I am by no means a veterinarian but you hear stories all the time about dogs contracting rabies and they have to be put down. I remember a news story from a while back about a police officer putting down a rabid squirrel in a school yard because they were afraid it might attack the kids. This is what these things seem to be like. They are rabid. They are mean, aggressive, and just want to eat.
So let’s say this is some form of mutated rabies or it at least shares the same qualities. As near as I can figure, filmmakers in the past must have consulted doctors and such when they wrote their scripts and all the theories and postulating has just happened to turn out to be correct. It is some weird life-imitating-art thing.
The zombie must carry a virus strain that is transferred by fluids. It acts like most other pathogens. (Is that the right word? Pathogen?) Diane was showing serious symptoms over the course of a few hours.
Okay, so, you encounter a zombie and you get bitten. You don’t automatically turn and start eating human flesh like you see in a bunch of Hollywood films. It starts off as a virus in your system. I don’t believe that an antidote could reverse the effect unless 1) you got it in your system very, very early or 2) such a thing even exists. I think Amputation would be very risky. If you get bit on the ankle, could you cut off your leg fast enough before your blood circulates up from your leg to your brain? I doubt it.
Now, the virus gets in your bloodstream. It immediately starts attacking your organs and systems because it wants you to die. That is the whole goal. But at this point, you are just sick. You are not a zombie yet. Eventually, the fever burns you out, like we saw with Diane, your organs shut down and you die. Once you die, that is when this virus really goes to work.
I have not had enough exposure to infected test subjects to do a true scientific analysis but my theory is that if you die by the virus, reanimation is a matter of minutes. With Diane, it took about ten minutes and her eyes opened back up. But there is another timetable that I think we have figured out.
Back during Zero Hour, we saw a customer get hit outside by a pack of these things. She was loading groceries into the back of her van when several of these monsters jumped her. All we could do was watch from our doorway as we were barricading it.
Now she did not die from the virus.
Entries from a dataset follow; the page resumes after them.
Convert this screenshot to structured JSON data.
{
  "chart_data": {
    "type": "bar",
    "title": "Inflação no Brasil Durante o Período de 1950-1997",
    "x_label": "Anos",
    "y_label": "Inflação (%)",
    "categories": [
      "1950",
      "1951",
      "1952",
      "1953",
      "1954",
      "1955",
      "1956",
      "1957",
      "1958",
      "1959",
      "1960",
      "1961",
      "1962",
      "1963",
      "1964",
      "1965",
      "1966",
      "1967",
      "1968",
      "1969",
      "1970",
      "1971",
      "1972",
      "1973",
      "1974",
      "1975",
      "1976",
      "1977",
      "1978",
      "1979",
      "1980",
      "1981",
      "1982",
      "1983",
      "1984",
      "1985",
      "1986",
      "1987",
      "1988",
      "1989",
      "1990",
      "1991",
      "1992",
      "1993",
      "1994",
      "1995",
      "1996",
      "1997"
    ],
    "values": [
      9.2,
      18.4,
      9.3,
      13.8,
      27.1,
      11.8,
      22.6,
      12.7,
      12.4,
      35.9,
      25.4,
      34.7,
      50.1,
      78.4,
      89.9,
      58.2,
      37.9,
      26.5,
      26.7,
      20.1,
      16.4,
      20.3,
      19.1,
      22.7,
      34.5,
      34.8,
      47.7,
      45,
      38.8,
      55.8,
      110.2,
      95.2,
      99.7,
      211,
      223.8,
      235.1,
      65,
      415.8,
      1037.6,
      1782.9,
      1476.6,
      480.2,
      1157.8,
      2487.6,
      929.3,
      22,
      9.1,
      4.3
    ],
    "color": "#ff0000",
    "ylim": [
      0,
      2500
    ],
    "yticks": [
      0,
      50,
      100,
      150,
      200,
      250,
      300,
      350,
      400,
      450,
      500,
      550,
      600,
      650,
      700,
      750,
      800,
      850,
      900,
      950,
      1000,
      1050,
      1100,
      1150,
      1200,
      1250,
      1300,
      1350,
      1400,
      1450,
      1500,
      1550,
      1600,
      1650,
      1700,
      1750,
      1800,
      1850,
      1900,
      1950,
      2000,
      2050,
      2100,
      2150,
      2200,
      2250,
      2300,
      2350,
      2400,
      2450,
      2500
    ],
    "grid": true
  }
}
She died from blood loss and the fact that her guts were chewed out by these monsters. Her body was sprawled out in the back of her van for over a day. Then we watched from the roof as she reanimated and limped around as best she could on limbs with bites taken out of them and meat chewed away. [The happy ending to this story is that Hunter put a bullet in her head with one of the weapons that he brought in and ended her unlife.] But Diane, who died from the virus killing her, reanimated in a matter of minutes. So a single chomp puts the virus in your system and you will reanimate eventually, even if you die from blood loss. (This furthers my theory that amputation will not work… or it may just slow the onset.)
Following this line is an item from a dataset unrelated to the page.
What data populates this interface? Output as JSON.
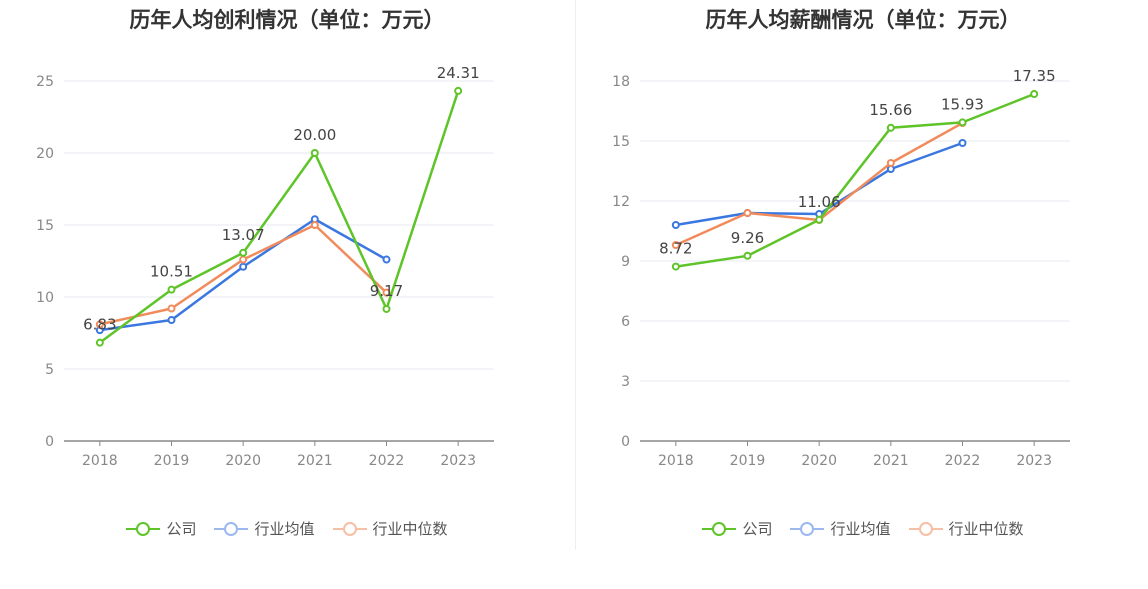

I keep going back to that scene in the movie Outbreak with Dustin Hoffman and Kevin Spacey. In that, the very lethality of the virus was actually a benefit. It killed everyone so fast it did not have a chance to spread. Do we have that option here? Is there a chance that there are sections of the population that are immune to this virus? Or if there are people out there that are not currently infected (like us) and we can outlast these shambling hordes, will life get back to some semblance of normalcy?
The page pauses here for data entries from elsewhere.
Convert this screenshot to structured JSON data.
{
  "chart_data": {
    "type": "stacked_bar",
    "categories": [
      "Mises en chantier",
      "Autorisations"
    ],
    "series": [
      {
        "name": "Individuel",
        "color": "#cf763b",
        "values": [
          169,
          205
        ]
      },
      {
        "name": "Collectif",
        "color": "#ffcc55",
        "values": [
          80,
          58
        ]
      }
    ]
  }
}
That is really our plan of attack with this whole thing. If we can just wait for these corpses to rot off, we can go back to normal… which rolls us back to our One Year Plan. If we can just outlast these beasties, we can wait it out and be part of those last vestiges of humanity that will inevitably reclaim the world.
At least, that is the plan. I just hope to God that it works.
This concludes your Zombiology lesson for the day.